Women have a uniquely complementary role with men. They see the individuals in the crowd. They’re very good at one-on-one campaigning, very good at grassroots, door-to-door. Then decide if you’re called, and if your husband thinks it’s a good idea too, look for opportunities. As long as you have a servant mentality, something will come up if you’re really called to serve in that way.

That’s not feminism, that’s — in Christian right parlance — a biblical worldview. And any good biblical worldview proponent will tell you that feminism — along with secularism, Marxism, and the rest — are directly contrary to a biblical worldview.

Palin will no more become a leader of the religious right than Dannenfelser will, because Dannenfelser, like Phyllis Schlafly before her, will be lauded but still marginalized by the religious right men. At the 2010 Conservative Political Action Conference, Dannenfelser, along with other anti-choice activists like Americans United for Life’s Charmaine Yoest (who has a PhD, making her far more educated than many male leaders of the religious right) were relegated to a smaller room for their break-out panel on anti-choice activism, while men continued on the stage in the main ballroom. (In fact, the women were talking about a kinder, gentler form of activism while the men were tossing red meat upstairs.) At the Freedom Federation Summit at Falwell’s Liberty University in April, a panel on “What Women Want from Public Policy” dealt with those thorny questions of whether Planned Parenthood’s true goal was to “separate women from their children” in violation of a “God-ordained relationship” — one that the evil twins of Planned Parenthood and our “socialist” government sought to interfere with. Wendy Wright — another highly visible religious right woman as president of Concerned Women for America, but never, like the others, mentioned as a leader of the religious right — tried her best to dutifully repeat every religious right talking point, from homosexuality interfering with religious freedom, to the biblical basis of the Constitution, to extolling the virtues of W. Cleon Skousen’s 5,000 Year Leap — but despite obediently parroting them, she will never be part of the boys’ club.

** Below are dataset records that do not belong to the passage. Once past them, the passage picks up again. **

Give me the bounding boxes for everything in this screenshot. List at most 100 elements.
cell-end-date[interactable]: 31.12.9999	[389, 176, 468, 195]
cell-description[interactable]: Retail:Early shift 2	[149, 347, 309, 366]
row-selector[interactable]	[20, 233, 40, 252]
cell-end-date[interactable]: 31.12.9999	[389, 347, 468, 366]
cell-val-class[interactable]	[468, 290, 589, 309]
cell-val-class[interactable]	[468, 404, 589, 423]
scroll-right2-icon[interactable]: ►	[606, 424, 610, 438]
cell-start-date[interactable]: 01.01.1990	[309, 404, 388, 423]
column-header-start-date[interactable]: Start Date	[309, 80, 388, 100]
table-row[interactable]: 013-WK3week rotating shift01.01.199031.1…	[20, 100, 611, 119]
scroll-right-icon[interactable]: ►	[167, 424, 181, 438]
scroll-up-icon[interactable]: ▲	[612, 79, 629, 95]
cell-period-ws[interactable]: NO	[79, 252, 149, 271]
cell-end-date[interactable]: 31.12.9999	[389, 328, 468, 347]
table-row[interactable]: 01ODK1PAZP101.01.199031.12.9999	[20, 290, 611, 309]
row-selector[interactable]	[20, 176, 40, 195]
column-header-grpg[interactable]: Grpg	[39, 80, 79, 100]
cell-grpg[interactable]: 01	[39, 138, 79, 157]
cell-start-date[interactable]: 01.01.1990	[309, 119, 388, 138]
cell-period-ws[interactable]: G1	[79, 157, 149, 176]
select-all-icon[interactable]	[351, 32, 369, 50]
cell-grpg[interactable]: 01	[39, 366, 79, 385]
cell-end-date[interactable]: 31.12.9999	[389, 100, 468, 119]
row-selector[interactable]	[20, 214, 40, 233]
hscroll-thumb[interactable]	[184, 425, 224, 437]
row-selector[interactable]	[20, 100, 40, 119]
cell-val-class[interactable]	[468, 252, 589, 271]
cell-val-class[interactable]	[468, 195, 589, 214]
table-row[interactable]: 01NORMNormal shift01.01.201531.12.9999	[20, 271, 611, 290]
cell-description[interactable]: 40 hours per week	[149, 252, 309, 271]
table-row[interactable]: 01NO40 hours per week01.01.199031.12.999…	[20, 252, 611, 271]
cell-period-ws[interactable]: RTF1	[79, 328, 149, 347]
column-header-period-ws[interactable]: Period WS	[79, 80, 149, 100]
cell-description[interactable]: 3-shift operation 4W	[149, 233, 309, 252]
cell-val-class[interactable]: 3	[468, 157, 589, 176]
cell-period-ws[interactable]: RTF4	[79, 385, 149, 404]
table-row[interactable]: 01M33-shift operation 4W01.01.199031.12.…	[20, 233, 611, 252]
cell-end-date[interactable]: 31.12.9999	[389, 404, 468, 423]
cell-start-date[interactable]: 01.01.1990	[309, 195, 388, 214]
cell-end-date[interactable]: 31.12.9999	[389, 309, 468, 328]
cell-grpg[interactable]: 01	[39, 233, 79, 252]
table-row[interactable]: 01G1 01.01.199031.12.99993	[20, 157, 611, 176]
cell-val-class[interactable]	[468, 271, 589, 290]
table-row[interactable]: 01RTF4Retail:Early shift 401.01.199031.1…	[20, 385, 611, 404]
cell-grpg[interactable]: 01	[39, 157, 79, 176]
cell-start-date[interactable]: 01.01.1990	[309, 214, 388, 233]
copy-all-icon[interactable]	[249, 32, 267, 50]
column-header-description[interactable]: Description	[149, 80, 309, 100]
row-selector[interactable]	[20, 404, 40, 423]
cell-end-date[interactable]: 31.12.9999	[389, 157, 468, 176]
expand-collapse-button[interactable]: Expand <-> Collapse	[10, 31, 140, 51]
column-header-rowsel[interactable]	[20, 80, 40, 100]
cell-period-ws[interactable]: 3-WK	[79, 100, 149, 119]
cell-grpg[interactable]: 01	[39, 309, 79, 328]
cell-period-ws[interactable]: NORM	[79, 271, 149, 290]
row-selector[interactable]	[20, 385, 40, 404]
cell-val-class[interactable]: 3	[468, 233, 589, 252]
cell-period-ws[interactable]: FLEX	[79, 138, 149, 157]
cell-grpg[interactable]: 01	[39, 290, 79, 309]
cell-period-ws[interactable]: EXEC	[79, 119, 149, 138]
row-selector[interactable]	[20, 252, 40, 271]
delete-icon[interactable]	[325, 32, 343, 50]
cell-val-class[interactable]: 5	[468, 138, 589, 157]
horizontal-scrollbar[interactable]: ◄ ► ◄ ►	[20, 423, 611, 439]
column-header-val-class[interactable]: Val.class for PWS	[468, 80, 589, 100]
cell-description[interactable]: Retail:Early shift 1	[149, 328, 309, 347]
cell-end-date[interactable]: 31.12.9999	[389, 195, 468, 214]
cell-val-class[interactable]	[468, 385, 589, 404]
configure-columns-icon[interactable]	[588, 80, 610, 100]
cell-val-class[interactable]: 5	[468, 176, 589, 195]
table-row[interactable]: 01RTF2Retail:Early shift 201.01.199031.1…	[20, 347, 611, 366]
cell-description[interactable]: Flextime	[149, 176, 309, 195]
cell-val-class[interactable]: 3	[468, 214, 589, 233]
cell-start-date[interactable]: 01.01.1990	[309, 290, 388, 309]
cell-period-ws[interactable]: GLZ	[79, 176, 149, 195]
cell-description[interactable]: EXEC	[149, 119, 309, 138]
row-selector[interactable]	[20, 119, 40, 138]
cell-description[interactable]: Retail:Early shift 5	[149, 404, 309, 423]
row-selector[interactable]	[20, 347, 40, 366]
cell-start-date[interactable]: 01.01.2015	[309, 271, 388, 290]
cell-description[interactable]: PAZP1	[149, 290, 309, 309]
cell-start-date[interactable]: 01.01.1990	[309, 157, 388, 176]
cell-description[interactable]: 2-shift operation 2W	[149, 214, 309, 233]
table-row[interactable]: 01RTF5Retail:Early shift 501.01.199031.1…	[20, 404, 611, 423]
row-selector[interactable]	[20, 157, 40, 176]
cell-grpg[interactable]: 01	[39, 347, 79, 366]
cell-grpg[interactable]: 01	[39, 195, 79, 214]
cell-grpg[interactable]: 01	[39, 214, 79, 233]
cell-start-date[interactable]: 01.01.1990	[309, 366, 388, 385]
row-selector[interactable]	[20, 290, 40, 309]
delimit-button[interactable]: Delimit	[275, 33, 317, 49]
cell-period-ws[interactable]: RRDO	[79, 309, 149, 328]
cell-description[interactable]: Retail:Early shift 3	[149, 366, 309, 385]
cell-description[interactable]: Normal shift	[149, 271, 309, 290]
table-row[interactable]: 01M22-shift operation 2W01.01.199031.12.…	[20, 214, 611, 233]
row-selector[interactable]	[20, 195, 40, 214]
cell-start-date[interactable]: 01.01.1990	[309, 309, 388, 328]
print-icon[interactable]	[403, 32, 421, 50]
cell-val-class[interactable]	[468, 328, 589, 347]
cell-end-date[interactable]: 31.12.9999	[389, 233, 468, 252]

Palin, it’s true, has a certain star power that other religious right women lack. As RD’s Anthea Butler told me for a story I wrote about Palin’s religion during the 2008 campaign, Palin “‘is a flat-footed, I’m-in-the-back-of-the-camp-meeting-truck-preaching-woman’ in the style of the trailblazing early 20th century evangelist Aimee Semple McPherson.” That’s not the same as the submissive wife required by the doctrine of, say, the Southern Baptist Convention (which doesn’t allow women to be clergy). But Palin can pull off the theatrics that get the base excited and motivated — and I’m sure the religious right men are happy to have that, but surely wouldn’t be willing to step aside for Sister Sarah.

In her piece, Miller talks about how the religious right base sees Palin as an Esther figure — or, as I wrote during the campaign, an anointed figure. But that’s not the same as being a religious right leader. When the religious right talks about an Esther figure, or an “Esther moment,” it’s a means of motivating the base to believe that anyone, like Queen Esther, can step up and save the world from evil. (Sure, Esther was anointed to save the Jews from genocide, and that’s pretty much the same as saving America from socialism, eh?) 

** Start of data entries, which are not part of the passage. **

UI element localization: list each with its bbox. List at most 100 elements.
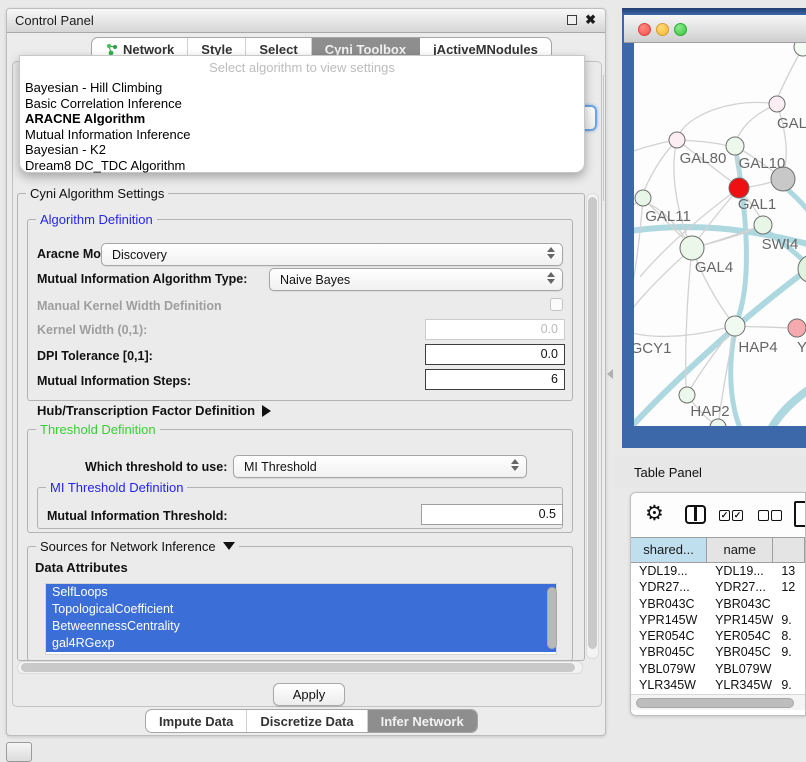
select-all-checkbox-icon[interactable]: ✓ bbox=[732, 510, 743, 521]
new-table-icon[interactable] bbox=[794, 501, 806, 527]
network-node-gal1[interactable] bbox=[754, 216, 772, 234]
column-header-cut[interactable] bbox=[773, 538, 805, 562]
table-cell: YBR043C bbox=[631, 596, 707, 612]
algorithm-option[interactable]: Mutual Information Inference bbox=[20, 127, 584, 143]
network-graph[interactable]: GALGAL80GAL10GAL11GAL1SWI4GAL4GCY1HAP4YH… bbox=[634, 43, 806, 426]
table-cell bbox=[773, 596, 805, 612]
dpi-tolerance-field[interactable]: 0.0 bbox=[425, 344, 565, 365]
bottom-tab-infer-network[interactable]: Infer Network bbox=[368, 710, 477, 732]
network-node-hap2[interactable] bbox=[679, 387, 695, 403]
close-panel-icon[interactable]: ✖ bbox=[585, 12, 596, 28]
mi-algorithm-type-select[interactable]: Naive Bayes bbox=[269, 268, 563, 291]
network-node-gal80[interactable] bbox=[669, 132, 685, 148]
attribute-list-scrollbar[interactable] bbox=[547, 587, 557, 649]
data-attributes-label: Data Attributes bbox=[35, 560, 128, 575]
table-cell bbox=[773, 661, 805, 677]
mi-threshold-field[interactable]: 0.5 bbox=[421, 504, 563, 525]
dpi-tolerance-label: DPI Tolerance [0,1]: bbox=[37, 349, 153, 363]
table-row[interactable]: YBR043CYBR043C bbox=[631, 596, 805, 612]
table-row[interactable]: YLR345WYLR345W9. bbox=[631, 677, 805, 693]
algorithm-dropdown-placeholder: Select algorithm to view settings bbox=[20, 56, 584, 80]
node-label: GAL80 bbox=[680, 150, 727, 167]
network-node[interactable] bbox=[710, 419, 726, 426]
show-columns-icon[interactable] bbox=[685, 505, 706, 524]
network-node-gal[interactable] bbox=[769, 96, 785, 112]
column-header-shared...[interactable]: shared... bbox=[631, 538, 707, 562]
node-label: HAP2 bbox=[690, 403, 729, 420]
kernel-width-field[interactable]: 0.0 bbox=[425, 319, 565, 340]
algorithm-option[interactable]: Bayesian - K2 bbox=[20, 142, 584, 158]
column-header-name[interactable]: name bbox=[707, 538, 773, 562]
manual-kernel-width-checkbox[interactable] bbox=[550, 298, 563, 311]
algorithm-option[interactable]: Dream8 DC_TDC Algorithm bbox=[20, 158, 584, 174]
zoom-window-icon[interactable] bbox=[674, 23, 687, 36]
node-label: GAL10 bbox=[739, 155, 786, 172]
settings-vertical-scrollbar[interactable] bbox=[586, 193, 599, 659]
table-row[interactable]: YDR27...YDR27...12 bbox=[631, 579, 805, 595]
node-label: HAP4 bbox=[738, 339, 777, 356]
node-label: GAL11 bbox=[645, 208, 691, 225]
network-node[interactable] bbox=[729, 178, 749, 198]
select-all-checkbox-icon[interactable]: ✓ bbox=[719, 510, 730, 521]
table-hscroll-thumb[interactable] bbox=[636, 698, 794, 708]
control-panel-window: Control Panel ✖ NetworkStyleSelectCyni T… bbox=[6, 8, 606, 736]
bottom-corner-button[interactable] bbox=[6, 742, 32, 762]
bottom-tab-impute-data[interactable]: Impute Data bbox=[146, 710, 247, 732]
network-node-hap4[interactable] bbox=[725, 316, 745, 336]
control-panel-titlebar: Control Panel ✖ bbox=[7, 9, 605, 33]
node-label: SWI4 bbox=[762, 236, 799, 253]
hub-definition-label: Hub/Transcription Factor Definition bbox=[37, 403, 255, 418]
network-node-gal11[interactable] bbox=[635, 190, 651, 206]
network-canvas[interactable]: GALGAL80GAL10GAL11GAL1SWI4GAL4GCY1HAP4YH… bbox=[634, 43, 806, 426]
algorithm-option[interactable]: ARACNE Algorithm bbox=[20, 111, 584, 127]
table-panel-title: Table Panel bbox=[634, 465, 702, 480]
data-attribute-item[interactable]: TopologicalCoefficient bbox=[46, 601, 556, 618]
bottom-tab-discretize-data[interactable]: Discretize Data bbox=[247, 710, 367, 732]
network-node-gal10[interactable] bbox=[726, 137, 744, 155]
algorithm-definition-title: Algorithm Definition bbox=[36, 212, 157, 227]
network-node[interactable] bbox=[794, 43, 806, 56]
table-row[interactable]: YDL19...YDL19...13 bbox=[631, 563, 805, 579]
table-cell: YDR27... bbox=[707, 579, 773, 595]
which-threshold-select[interactable]: MI Threshold bbox=[233, 455, 527, 478]
network-node-y[interactable] bbox=[788, 319, 806, 337]
network-window-titlebar[interactable] bbox=[624, 15, 806, 43]
algorithm-option[interactable]: Basic Correlation Inference bbox=[20, 96, 584, 112]
unselect-all-checkbox-icon[interactable] bbox=[771, 510, 782, 521]
settings-horizontal-scrollbar[interactable] bbox=[17, 661, 583, 674]
table-row[interactable]: YPR145WYPR145W9. bbox=[631, 612, 805, 628]
vertical-scroll-thumb[interactable] bbox=[588, 197, 597, 649]
sources-group-toggle[interactable]: Sources for Network Inference bbox=[36, 539, 239, 554]
spinner-arrows-icon bbox=[511, 459, 519, 471]
network-node-gal4[interactable] bbox=[680, 236, 704, 260]
data-attribute-item[interactable]: BetweennessCentrality bbox=[46, 618, 556, 635]
table-cell: 9. bbox=[773, 612, 805, 628]
close-window-icon[interactable] bbox=[638, 23, 651, 36]
expanded-arrow-icon bbox=[223, 542, 235, 550]
algorithm-dropdown-popup: Select algorithm to view settings Bayesi… bbox=[19, 55, 585, 173]
aracne-mode-value: Discovery bbox=[112, 248, 167, 262]
mi-threshold-group-title: MI Threshold Definition bbox=[46, 480, 187, 495]
data-attribute-item[interactable]: SelfLoops bbox=[46, 584, 556, 601]
kernel-width-label: Kernel Width (0,1): bbox=[37, 323, 147, 337]
unselect-all-checkbox-icon[interactable] bbox=[758, 510, 769, 521]
table-horizontal-scrollbar[interactable] bbox=[631, 694, 806, 710]
algorithm-option[interactable]: Bayesian - Hill Climbing bbox=[20, 80, 584, 96]
float-window-icon[interactable] bbox=[567, 15, 577, 25]
aracne-mode-select[interactable]: Discovery bbox=[101, 243, 563, 266]
hub-definition-toggle[interactable]: Hub/Transcription Factor Definition bbox=[37, 403, 271, 418]
data-attribute-item[interactable]: gal4RGexp bbox=[46, 635, 556, 652]
panel-splitter-handle[interactable] bbox=[607, 369, 613, 379]
table-row[interactable]: YER054CYER054C8. bbox=[631, 628, 805, 644]
table-row[interactable]: YBL079WYBL079W bbox=[631, 661, 805, 677]
network-view-window: GALGAL80GAL10GAL11GAL1SWI4GAL4GCY1HAP4YH… bbox=[622, 8, 806, 448]
node-label: GCY1 bbox=[634, 340, 671, 357]
table-body: YDL19...YDL19...13YDR27...YDR27...12YBR0… bbox=[631, 563, 805, 715]
horizontal-scroll-thumb[interactable] bbox=[21, 663, 575, 672]
minimize-window-icon[interactable] bbox=[656, 23, 669, 36]
table-row[interactable]: YBR045CYBR045C9. bbox=[631, 644, 805, 660]
settings-gear-icon[interactable]: ⚙ bbox=[645, 501, 664, 526]
apply-button[interactable]: Apply bbox=[273, 683, 345, 706]
data-attributes-list[interactable]: SelfLoopsTopologicalCoefficientBetweenne… bbox=[45, 583, 557, 655]
mi-steps-field[interactable]: 6 bbox=[425, 369, 565, 390]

When the Southern Baptist Convention’s Richard Land tells Miller that Palin “is going to be able to raise a lot of money for people she wants to support, and she will make a big difference in the primaries,” he’s referring to her Esther-mobilizing capabilities. And the religious right, and the Republican Party, are undoubtedly grateful for her ability to rally the shock troops and bring in some cash. But it’s hard to imagine that any of the big guns would willingly let Palin compete for a leadership role. She may be leading a movement comprised of women, but that’s not the same as a women’s movement.